Menurut Deddy, untuk sebuah aplikasi yang tak begitu rumit seperti Oyo,Redoorz,Airy dan lainnya,banyak putra-putra bangsa yang mampu menciptakan. Bahkan bisa lebih baik dari yang ada sekarang.

"Tinggal sekarang bagaimana pemerintah bisa mendukung hal ini. Saya melihat Menteri Pendidikan Nadiem Makarim punya kapasitas untuk itu.Bagaimana mendorong supaya dari dalam negeri juga bisa membuat MHV," tambahnya.

Deddy menjelaskan, Yogyakarta sebagai salah satu destinasi wisata favorit di Indonesia menargetkan dapat memenuhi sekitar 90 persen okupansi hotel.
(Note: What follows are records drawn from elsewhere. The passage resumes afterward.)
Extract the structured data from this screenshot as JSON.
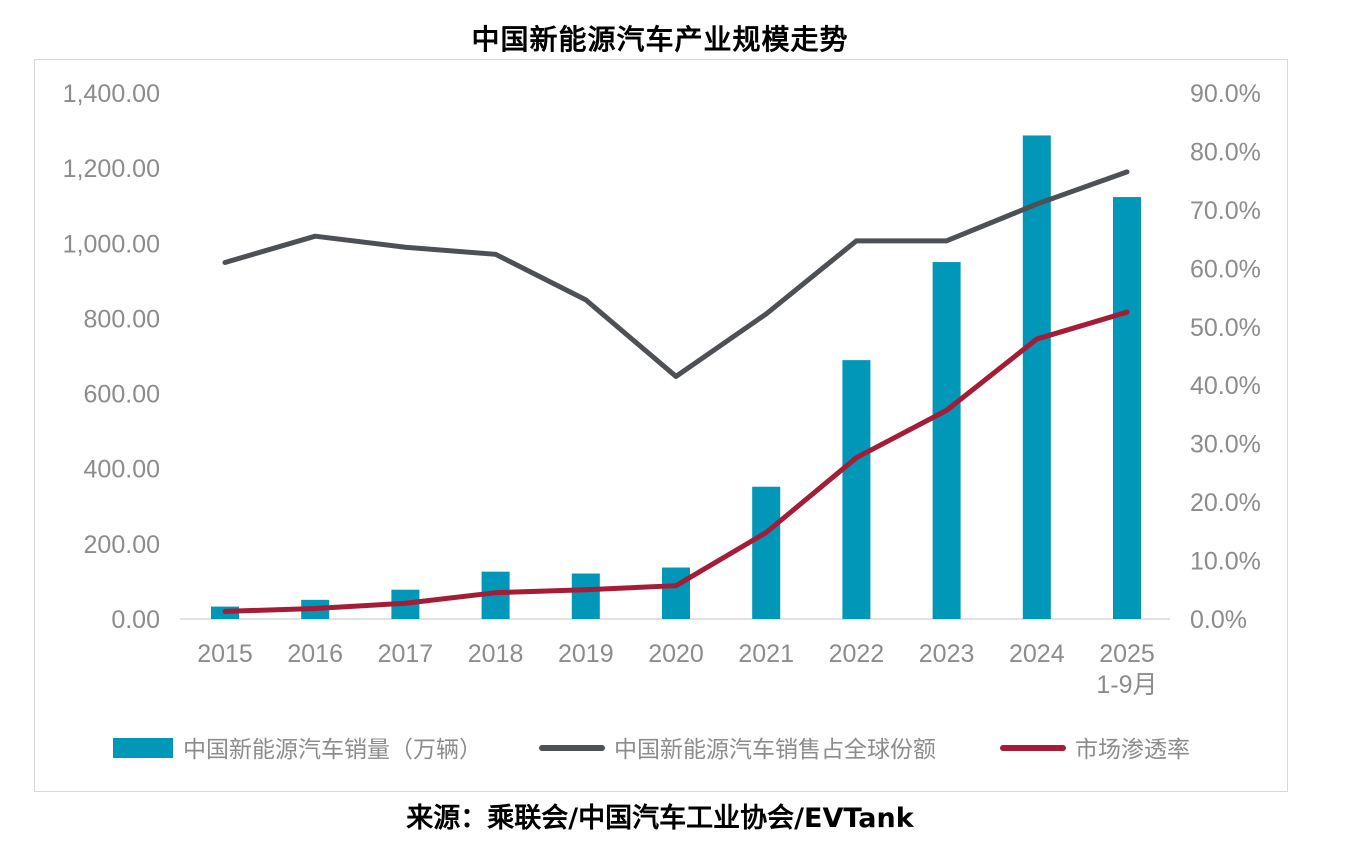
{
  "chart_data": {
    "type": "bar",
    "title": "中国新能源汽车产业规模走势",
    "categories": [
      "2015",
      "2016",
      "2017",
      "2018",
      "2019",
      "2020",
      "2021",
      "2022",
      "2023",
      "2024",
      "2025\n1-9月"
    ],
    "category_labels": [
      [
        "2015"
      ],
      [
        "2016"
      ],
      [
        "2017"
      ],
      [
        "2018"
      ],
      [
        "2019"
      ],
      [
        "2020"
      ],
      [
        "2021"
      ],
      [
        "2022"
      ],
      [
        "2023"
      ],
      [
        "2024"
      ],
      [
        "2025",
        "1-9月"
      ]
    ],
    "series": [
      {
        "name": "中国新能源汽车销量（万辆）",
        "type": "bar",
        "axis": "left",
        "color": "#0097b8",
        "values": [
          33,
          51,
          78,
          126,
          121,
          137,
          352,
          689,
          950,
          1287,
          1123
        ]
      },
      {
        "name": "中国新能源汽车销售占全球份额",
        "type": "line",
        "axis": "right",
        "color": "#4d5054",
        "values": [
          61.0,
          65.5,
          63.6,
          62.4,
          54.6,
          41.5,
          52.2,
          64.7,
          64.7,
          71.0,
          76.5
        ]
      },
      {
        "name": "市场渗透率",
        "type": "line",
        "axis": "right",
        "color": "#a51c36",
        "values": [
          1.3,
          1.8,
          2.7,
          4.5,
          5.0,
          5.7,
          14.8,
          27.6,
          35.7,
          47.9,
          52.5
        ]
      }
    ],
    "y_left": {
      "min": 0,
      "max": 1400,
      "ticks": [
        "0.00",
        "200.00",
        "400.00",
        "600.00",
        "800.00",
        "1,000.00",
        "1,200.00",
        "1,400.00"
      ]
    },
    "y_right": {
      "min": 0,
      "max": 90,
      "ticks": [
        "0.0%",
        "10.0%",
        "20.0%",
        "30.0%",
        "40.0%",
        "50.0%",
        "60.0%",
        "70.0%",
        "80.0%",
        "90.0%"
      ]
    },
    "gridlines": false,
    "legend_position": "bottom"
  },
  "source": "来源：乘联会/中国汽车工业协会/EVTank"
}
Namun, dengan kehadiran bisnis hotel virtual (BHV) dapat menghambat target okupansi yang ingin tercapai.

"Bisnis hotel virtual menimbulkan dampak persaingan yang tidak sehat semakin meluas, dan resistensi ini telah dirasakan oleh hampir seluruh Indonesia," ucapnya.
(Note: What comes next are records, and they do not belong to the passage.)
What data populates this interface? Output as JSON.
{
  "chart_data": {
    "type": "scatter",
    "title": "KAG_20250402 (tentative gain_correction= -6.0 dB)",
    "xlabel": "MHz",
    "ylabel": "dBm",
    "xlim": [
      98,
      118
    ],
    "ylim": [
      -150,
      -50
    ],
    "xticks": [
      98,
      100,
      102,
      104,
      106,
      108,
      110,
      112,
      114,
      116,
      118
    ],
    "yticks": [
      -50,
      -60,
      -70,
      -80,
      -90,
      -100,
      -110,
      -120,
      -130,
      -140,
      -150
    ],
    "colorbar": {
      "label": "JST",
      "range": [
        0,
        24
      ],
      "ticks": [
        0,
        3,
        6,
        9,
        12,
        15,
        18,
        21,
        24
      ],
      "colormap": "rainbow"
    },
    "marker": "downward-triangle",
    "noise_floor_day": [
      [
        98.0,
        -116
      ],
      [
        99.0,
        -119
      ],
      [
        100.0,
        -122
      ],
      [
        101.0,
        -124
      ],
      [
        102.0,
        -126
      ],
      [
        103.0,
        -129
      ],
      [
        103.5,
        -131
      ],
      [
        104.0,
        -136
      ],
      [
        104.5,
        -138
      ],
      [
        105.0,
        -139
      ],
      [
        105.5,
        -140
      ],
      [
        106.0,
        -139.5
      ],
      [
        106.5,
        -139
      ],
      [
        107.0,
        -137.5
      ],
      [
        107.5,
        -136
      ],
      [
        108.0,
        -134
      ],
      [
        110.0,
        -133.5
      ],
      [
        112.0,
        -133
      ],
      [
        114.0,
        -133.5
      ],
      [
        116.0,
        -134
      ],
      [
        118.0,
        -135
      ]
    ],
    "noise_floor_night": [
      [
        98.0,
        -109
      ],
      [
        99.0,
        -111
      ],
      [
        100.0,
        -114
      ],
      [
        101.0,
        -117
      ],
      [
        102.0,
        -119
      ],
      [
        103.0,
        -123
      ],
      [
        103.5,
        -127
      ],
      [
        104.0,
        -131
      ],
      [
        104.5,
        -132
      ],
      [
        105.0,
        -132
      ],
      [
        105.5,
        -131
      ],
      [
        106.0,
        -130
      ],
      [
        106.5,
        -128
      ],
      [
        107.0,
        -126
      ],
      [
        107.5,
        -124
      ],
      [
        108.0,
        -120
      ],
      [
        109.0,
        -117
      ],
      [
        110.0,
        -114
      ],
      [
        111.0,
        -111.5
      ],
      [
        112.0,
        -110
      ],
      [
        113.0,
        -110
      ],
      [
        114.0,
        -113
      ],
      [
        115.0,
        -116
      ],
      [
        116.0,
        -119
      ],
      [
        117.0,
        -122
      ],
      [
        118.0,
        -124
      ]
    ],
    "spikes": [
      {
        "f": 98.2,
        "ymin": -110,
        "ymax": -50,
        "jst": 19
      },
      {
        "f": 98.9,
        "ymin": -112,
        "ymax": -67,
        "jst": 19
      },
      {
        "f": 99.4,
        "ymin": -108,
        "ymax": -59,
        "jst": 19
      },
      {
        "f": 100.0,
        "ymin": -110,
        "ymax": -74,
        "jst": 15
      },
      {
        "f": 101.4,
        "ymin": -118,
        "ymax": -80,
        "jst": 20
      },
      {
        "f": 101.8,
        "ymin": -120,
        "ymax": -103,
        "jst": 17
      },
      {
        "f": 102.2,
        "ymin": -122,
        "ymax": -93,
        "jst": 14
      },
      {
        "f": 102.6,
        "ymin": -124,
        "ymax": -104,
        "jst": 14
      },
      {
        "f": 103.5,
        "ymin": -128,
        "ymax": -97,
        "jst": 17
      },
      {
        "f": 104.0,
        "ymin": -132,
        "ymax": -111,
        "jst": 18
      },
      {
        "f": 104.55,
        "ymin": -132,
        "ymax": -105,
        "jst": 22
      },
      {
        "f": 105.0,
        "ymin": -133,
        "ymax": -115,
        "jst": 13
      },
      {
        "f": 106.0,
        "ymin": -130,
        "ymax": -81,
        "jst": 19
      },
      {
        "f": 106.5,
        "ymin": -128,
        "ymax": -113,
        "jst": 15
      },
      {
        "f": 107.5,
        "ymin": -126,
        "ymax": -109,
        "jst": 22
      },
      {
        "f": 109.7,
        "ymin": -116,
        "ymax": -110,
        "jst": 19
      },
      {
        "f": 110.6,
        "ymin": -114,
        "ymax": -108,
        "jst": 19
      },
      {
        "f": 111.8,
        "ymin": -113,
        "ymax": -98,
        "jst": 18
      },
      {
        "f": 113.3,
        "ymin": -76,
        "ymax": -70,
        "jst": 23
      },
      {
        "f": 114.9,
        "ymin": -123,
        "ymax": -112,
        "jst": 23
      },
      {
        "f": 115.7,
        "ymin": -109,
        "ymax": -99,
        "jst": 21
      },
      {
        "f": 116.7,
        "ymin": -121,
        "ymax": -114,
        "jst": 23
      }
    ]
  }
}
Ditambahkan Deddy, harus ada regulasi yang jelas dari pemerintah untuk mengatur masalah bisnis hotel dengan sistem online ini. Utamanya terhadap operator yang dinilai tidak memperhatikan kaidah bisnis yang selayaknya dimiliki hotel.

"Mereka itu tidak memiliki badan hukum yang jelas, dan menyebabkan hilangnya potensi penambahan PAD (Pendapatan Asli Daerah) pada sektor pariwisata," ujarnya.

Ironinya lagi,lanjut Deddy, BHV saat ini telah mengambil beberapa home stay dan kos-kosan yang secara legalitas belum memiliki izin namun mengambil alih gedung yang tidak berizin lalu dijadikan hotel.

Selain itu juga dari segi keamanan yang tidak mumpuni layaknya standardisasi hotel yang ada.

"Selain dari segi keamanan yang rentan, mereka juga tidak mengikuti bahkan melalaikan kewajiban membayar pajak luar negeri atau PPH pasal 26," kata Deddy.

PHRI Yogyakarta berharap agar pemerintah dapat lebih memperhatikan para pelaku hotel yang benar-benar mengikuti regulasi hukum yang ada di Indonesia.

"Kami selama ini selalu mengikuti regulasi yang diterapkan pemerintah. Hotel diminta memiliki beberapa sertifikasi, kami laksanakan. Dan itu, kami bayar mahal untuk mendapatkan sertifikasi tersebut. Lalu,bagaimana dengan MHV itu. Tidak memiliki izin segala macam,tetapi bisa mengelola hotel bahkan mengambil kos-kostan yang jelas dari sisi peruntukan,regulasinya pun tidak ada," papar Deddy.

Dikemukakan Deddy, beberapa hotel kecil di Yogjakarta sudah mulai merasakan mudhoratnya bekerjasama dengan aplikasi dari luar tersebut.

"Ada hotel yang dirugikan karena kontraknya diputus begitu saja. Bahkan hotel bintang juga sudah mulai rishi dengan praktik seperti Oyo dan lainnya ini," tandas Deddy.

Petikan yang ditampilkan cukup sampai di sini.